La cultura pop in un certo senso mi è sempre stata molto più simpatica che non quella accademico-intellettualistica. Mi sento molto più vicino ai fumetti che non all’espressionismo. Ma sarebbe anche semplicistico affermare che i fumetti o i film siano la mia fonte di ispirazione. In realtà mi piace creare il mio universo personale, che altrove ho chiamato “Kinki Texas Space”, e la mia vera ispirazione sono i pensieri folli che mi si affacciano alla mente mentre dipingo.
La violenza e l’orrore – mi passi questi termini – sembrano avere un ruolo preponderante in questo universo fittizio. Questo ha a che fare con il suo modo di vedere la nostra realtà? Oppure in qualche modo sta giocando ironicamente con gli incubi e le paure della gente?
Io nei miei quadri scorgo piuttosto uno humor anomalo e sotterraneo, che insiste su cliché iconografici come i cowboy, i cavalieri o altri stereotipi d’eroe che hanno dei tratti marziali. Non ha nulla a che fare con il mio modo di vedere la realtà. Non tento di giocare con le paure, le preoccupazioni o gli incubi della gente. Tuttavia qualcosa di giocoso c’è senz’altro nel mio affrontare i diversi motivi e rivisitarli, come faccio con la classica figura del cavaliere che rielaboro in molte forme e combinazioni, prendendo spunto anche da altre immagini del nostro background culturale, come faccio col Capitano Achab che cavalca la balena bianca.
Cosa significa Ultima Thule? Perché ha scelto questo titolo?
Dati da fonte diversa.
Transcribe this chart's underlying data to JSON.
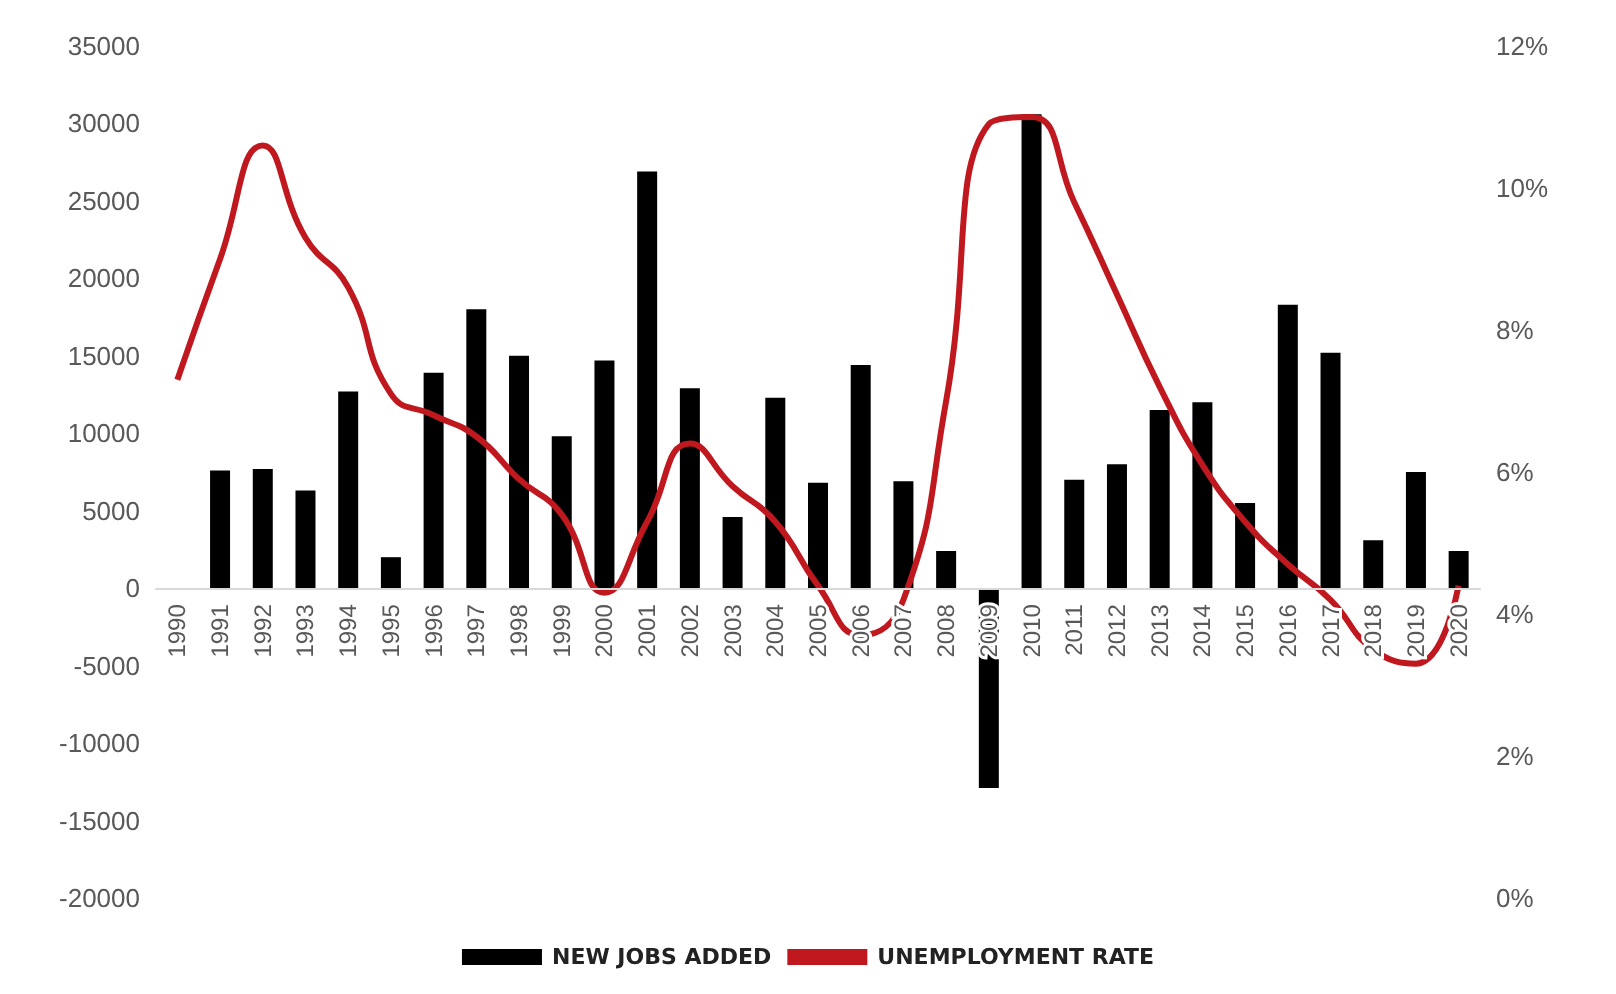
{
  "chart_data": {
    "type": "bar",
    "categories": [
      "1990",
      "1991",
      "1992",
      "1993",
      "1994",
      "1995",
      "1996",
      "1997",
      "1998",
      "1999",
      "2000",
      "2001",
      "2002",
      "2003",
      "2004",
      "2005",
      "2006",
      "2007",
      "2008",
      "2009",
      "2010",
      "2011",
      "2012",
      "2013",
      "2014",
      "2015",
      "2016",
      "2017",
      "2018",
      "2019",
      "2020"
    ],
    "series": [
      {
        "name": "NEW JOBS ADDED",
        "color": "#000000",
        "values": [
          null,
          7600,
          7700,
          6300,
          12700,
          2000,
          13900,
          18000,
          15000,
          9800,
          14700,
          26900,
          12900,
          4600,
          12300,
          6800,
          14400,
          6900,
          2400,
          -12900,
          30600,
          7000,
          8000,
          11500,
          12000,
          5500,
          18300,
          15200,
          3100,
          7500,
          2400
        ]
      },
      {
        "name": "UNEMPLOYMENT RATE",
        "type": "line",
        "axis": "y2",
        "color": "#c0181f",
        "values": [
          7.3,
          9.0,
          10.6,
          9.3,
          8.6,
          7.1,
          6.8,
          6.5,
          5.9,
          5.4,
          4.3,
          5.3,
          6.4,
          5.8,
          5.3,
          4.4,
          3.7,
          4.2,
          7.0,
          10.9,
          11.0,
          9.8,
          8.5,
          7.2,
          6.1,
          5.3,
          4.7,
          4.2,
          3.5,
          3.3,
          4.4
        ]
      }
    ],
    "ylim": [
      -20000,
      35000
    ],
    "yticks": [
      -20000,
      -15000,
      -10000,
      -5000,
      0,
      5000,
      10000,
      15000,
      20000,
      25000,
      30000,
      35000
    ],
    "y2lim": [
      0,
      12
    ],
    "y2ticks": [
      {
        "value": 0,
        "label": "0%"
      },
      {
        "value": 2,
        "label": "2%"
      },
      {
        "value": 4,
        "label": "4%"
      },
      {
        "value": 6,
        "label": "6%"
      },
      {
        "value": 8,
        "label": "8%"
      },
      {
        "value": 10,
        "label": "10%"
      },
      {
        "value": 12,
        "label": "12%"
      }
    ],
    "grid": false,
    "legend": "bottom",
    "marker": "none",
    "line_style": "solid"
  }
}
Ultima Thule è l’antico nome che designava il luogo più a nord alla fine del mondo. È il titolo di una delle tele esposte a Bolzano e da cui la mostra ha preso il nome.
Cos’è per lei Ultima Thule? Un luogo di dannazione o redenzione?
Da un punto di vista personale questo non ha un grosso peso per me. È solo un concetto a metà strada tra la storia e il mito. Possiamo però chiederci senz’altro se nella mostra Ultima Thule sia un luogo della memoria per cui si prova nostalgia oppure un “luogo senza ritorno”. Le mie immagini si prestano ad entrambe le interpretazioni e questo è quello che più mi interessa: la possibilità di dare significati molteplici alle rappresentazioni.
Le immagini che lei disegna hanno una qualità un po’ perversa e per certi versi seducente. Crede che esista una parte dell’essere umano che bisogna reprimere o magari, al contrario, liberare?
In tutta onestà nutro un certo scetticismo sul fatto che l’arte debba occuparsi di queste questioni. Non c’è nulla di tutto questo nella mia pittura. Il fatto che si possa intravedere un che di perverso – kinky - nelle mie immagini credo che sia dovuto soprattutto al fatto che il mio nome d’arte trae in inganno. Tra l’altro è dovuto ad un malinteso e ad un errore di traduzione. Negli anni ‘90 ho allestito due mostre dal titolo “Kinky Texas Graffities” e in quell’occasione mi sbagliai nell’usare l’inglese, intendevo più una cosa come “Shady Texas Graffities”, graffiti malfamati, o qualcosa di simile. Da questo errore di traduzione nacque il mio nome d’arte, il che accadde prevalentemente per opera della stampa. Io ero giovane e la cosa mi divertì molto, perciò ci sono rimasto fedele.